Clemente VI morì il 6 dicembre 1352, dopo oltre dieci anni di pontificato e dopo aver vissuta vita piacevole e splendida. Aveva radunato in Avignone il fiore della Francia meridionale, ed introdotto il lusso alla sua corte; nelle sale del suo palazzo, gremite di belle dame, di cavalieri, di poeti, di artisti, di dotti, le feste si succedevano alle feste. Egli fu largo co' suoi nipoti, co' suoi favoriti, delle dignità della Chiesa e dei tesori accumulati dall'avarizia del suo predecessore. Fu il papa più brillante di quanti ebbero stanza in Avignone, ed il cupo castello sotto di lui si può paragonare al Vaticano nei tempi di Sisto IV, di Giulio II e di Leone X.
Tre papi abitarono ancora dopo di lui la Francia; l'ultimo di questi pose fine all'inopportuno esilio, riportando la sede del sommo pontificato nella città eterna.
Il severo Innocenzo VI fu il contrasto preciso di Clemente VI. Proscrisse ogni lusso dalla corte di Avignone, rimandò a Roma Cola di Rienzo, facendolo accompagnare dal cardinale Egidio Alvarez Albornoz, uno degli uomini di Stato e dei capitani più distinti che abbia avuto la Chiesa. Egli, difatti, riuscì a riconquistare al patrimonio di S. Pietro le provincie perdute, meglio di quanto non abbia saputo fare, a' giorni nostri, il generale Lamoricière. Roma stessa piegò davanti a quell'energico spagnuolo, e fece ritorno al papa. Innocenzo VI morì in Avignone il 12 settembre 1362.

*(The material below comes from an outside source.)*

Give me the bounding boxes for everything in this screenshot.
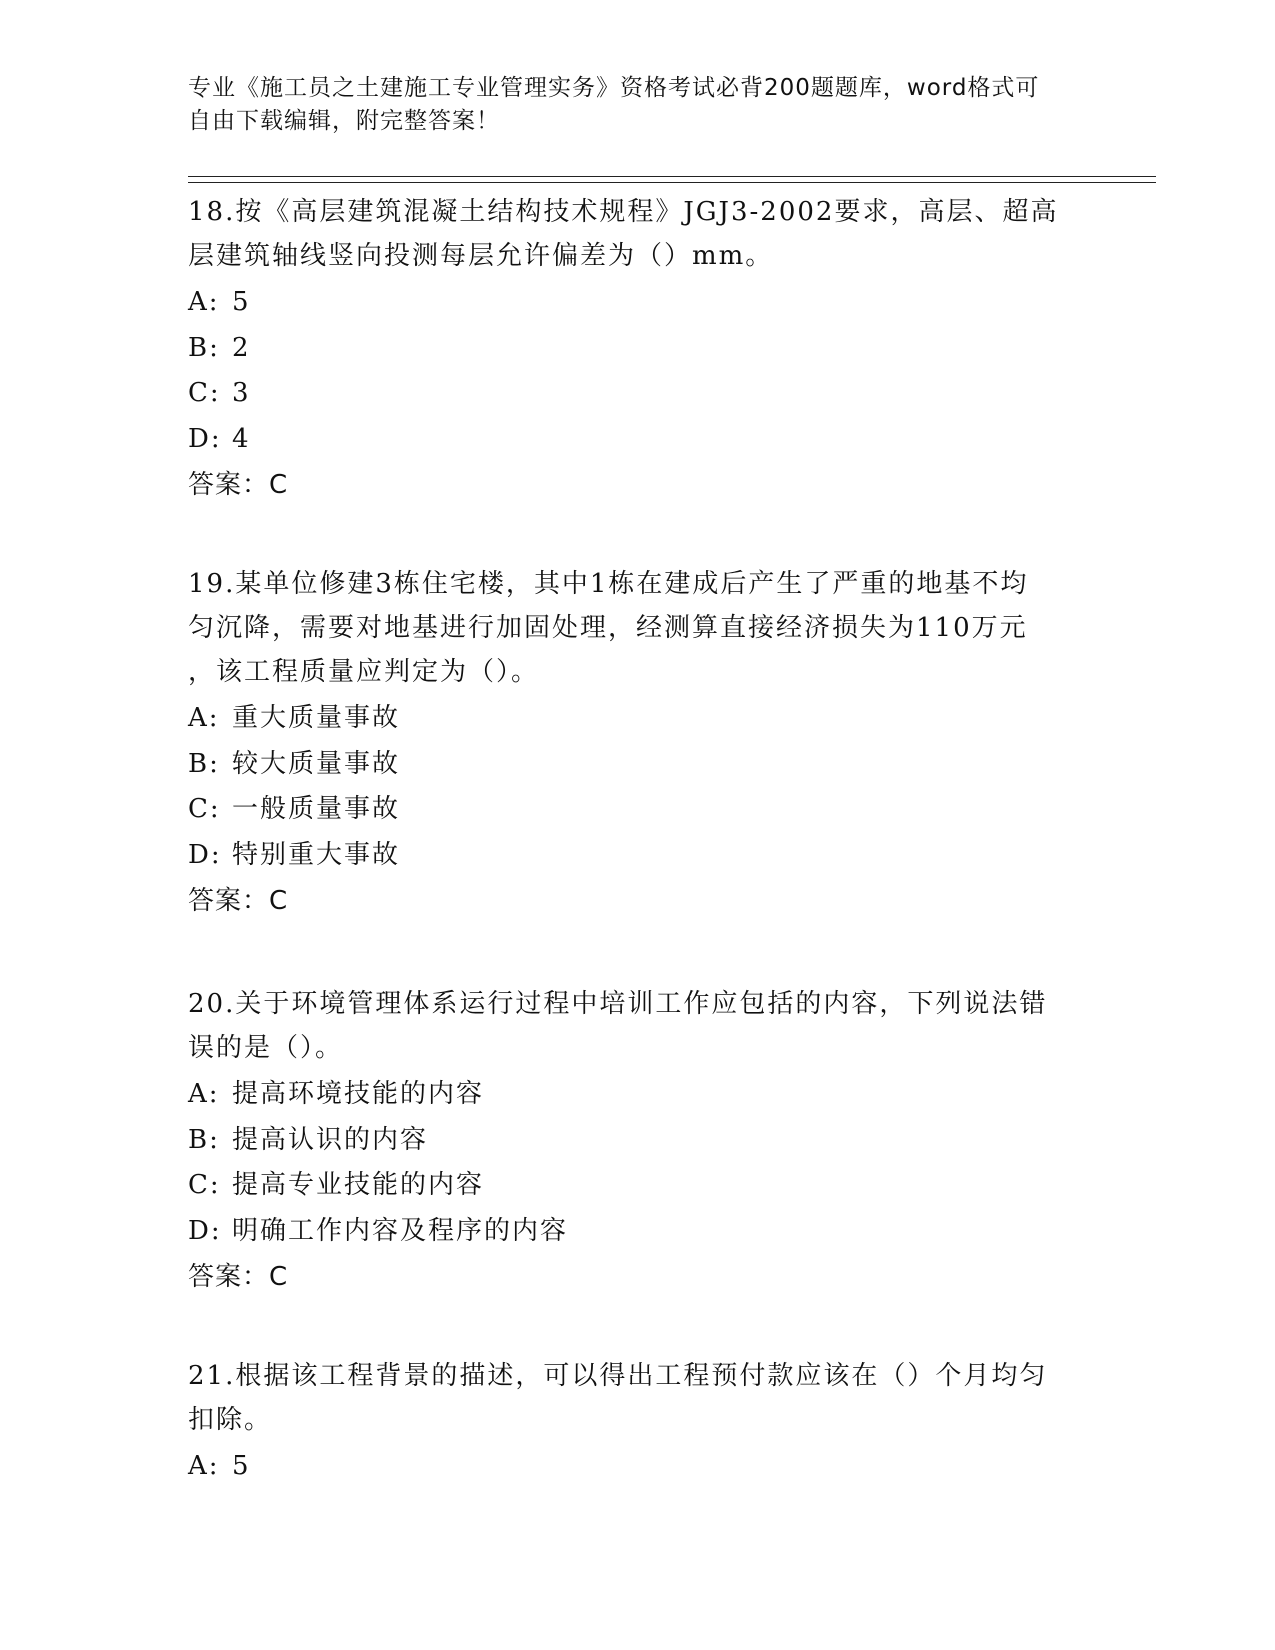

Gli succedette Urbano V (1363-1370). Potè essere grato ai suoi predecessori, i quali avevano provveduto a cingere Avignone di mura, imperocchè, senza questa precauzione, sarebbe caduto nelle mani di quelle bande armate, le quali in allora percorrevano, saccheggiando, l'Italia ed il mezzodì della Francia. Circondarono quelle la città, ed il papa si vide costretto ad ottenere, con molto denaro, il loro allontanamento. Petrarca, oramai vecchio, esortò allora Urbano, perchè abbandonasse la Francia e facesse ritorno a Roma, divenuta tranquilla. I Romani lo avevano richiamato per mezzo di un'ambasciata, ed Urbano si portò difatti, nel 1367, nella desolata città; se non che, nel 1370, abbandonò di bel nuovo Roma e l'Italia, fattesi deserte, e non valsero a trattenerlo le supplicazioni di S. Brigida, la quale gli profetava la morte, quando facesse ritorno ad Avignone. E volle il caso che la profezia si avverasse, poichè Innocenzo cessò di vivere nel dicembre, non appena ritornato in Francia. Egli aveva ultimato il palazzo pontificio, aggiungendovi la settima torre, denominata degli Angeli. Le altre sei avevano nome Trouillas, S. Giovanni, l'Estrapade, S. Lorenzo, la Campana e la Gache.